2.3.4. Sum of Outer Products

\({\color{purple}C}\) is the sum of \(n\) rank-1 matrices, where the k-th term is \({\color{blue}\text{column } k \text{ of } A}\) times \({\color{red}\text{row } k \text{ of } B}\):

\begin{align} {\color{purple}C} = \sum_{k=1}^{n} {\color{blue}\mathbf{a}_k} \, {\color{red}\mathbf{b}_{k*}} = {\color{blue}\mathbf{a}_1} {\color{red}\mathbf{b}_{1*}} + {\color{blue}\mathbf{a}_2} {\color{red}\mathbf{b}_{2*}} + \cdots + {\color{blue}\mathbf{a}_n} {\color{red}\mathbf{b}_{n*}} \notag \end{align}

Each term is an \(m \times p\) rank-1 matrix:

\begin{align} {\color{blue}\begin{bmatrix} a_{1k} \\ a_{2k} \\ \vdots \\ a_{mk} \end{bmatrix}} {\color{red}\begin{bmatrix} b_{k1} & b_{k2} & \cdots & b_{kp} \end{bmatrix}} = \begin{bmatrix} {\color{blue}a_{1k}}{\color{red}b_{k1}} & {\color{blue}a_{1k}}{\color{red}b_{k2}} & \cdots & {\color{blue}a_{1k}}{\color{red}b_{kp}} \\ {\color{blue}a_{2k}}{\color{red}b_{k1}} & {\color{blue}a_{2k}}{\color{red}b_{k2}} & \cdots & {\color{blue}a_{2k}}{\color{red}b_{kp}} \\ \vdots & \vdots & \ddots & \vdots \\ {\color{blue}a_{mk}}{\color{red}b_{k1}} & {\color{blue}a_{mk}}{\color{red}b_{k2}} & \cdots & {\color{blue}a_{mk}}{\color{red}b_{kp}} \end{bmatrix} \notag \end{align}

3. Matrix Transposition

The transpose \(A^T\) of a matrix \(A\) is \(A\) with the rows and columns switched.

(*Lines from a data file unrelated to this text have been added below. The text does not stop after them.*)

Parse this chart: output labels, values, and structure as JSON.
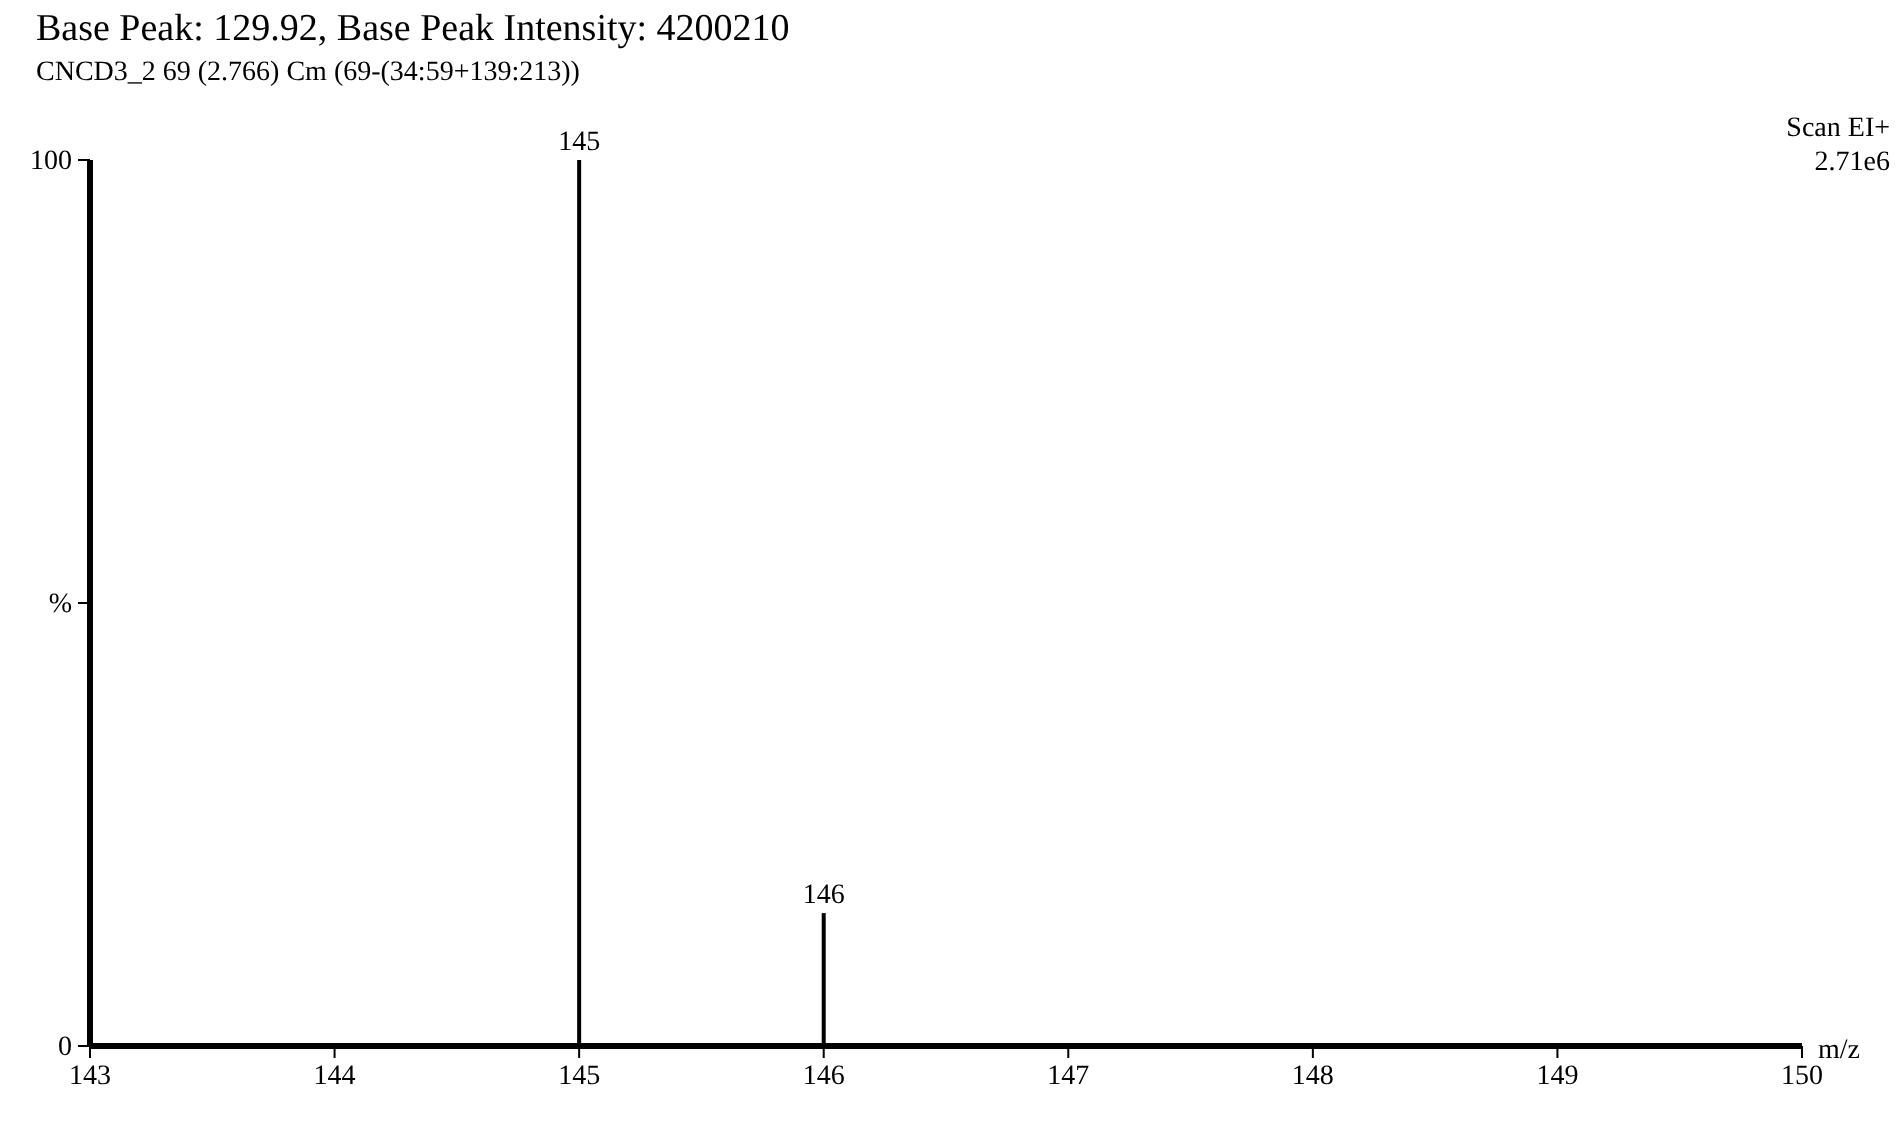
{
  "chart_data": {
    "type": "bar",
    "title": "Base Peak: 129.92, Base Peak Intensity: 4200210",
    "subtitle": "CNCD3_2 69 (2.766) Cm (69-(34:59+139:213))",
    "xlabel": "m/z",
    "annotations": [
      "Scan EI+",
      "2.71e6",
      {
        "text": "145",
        "x": 145,
        "y": 100
      },
      {
        "text": "146",
        "x": 146,
        "y": 15
      }
    ],
    "x": [
      145,
      146
    ],
    "values": [
      100,
      15
    ],
    "color": "#000000",
    "xlim": [
      143,
      150
    ],
    "xticks": [
      143,
      144,
      145,
      146,
      147,
      148,
      149,
      150
    ],
    "ylim": [
      0,
      100
    ],
    "yticks": [
      0,
      {
        "value": 50,
        "label": "%"
      },
      100
    ],
    "grid": false
  }
}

Thus, if \(A\) was a \(m \times n\) matrix, then \(A^T\) would be a \(n \times m\) matrix:

\begin{align} \boxed{A = \begin{bmatrix} a_{11} & a_{12} & \cdots & a_{1n} \\ \vdots \\ a_{m1} & a_{m2} & \cdots & a_{mn} \end{bmatrix} \quad A^T = \begin{bmatrix} a_{11} & \cdots & a_{m1} \\ a_{12} & \cdots & a_{m2} \\ \vdots \\ a_{1n} & \cdots & a_{mn} \end{bmatrix}} \end{align}

3.1. Transposition Properties

Two useful properties of transpose:

\begin{align} (A+B)^T &= A^T + B^T \\ (AB)^T &= B^TA^T \end{align}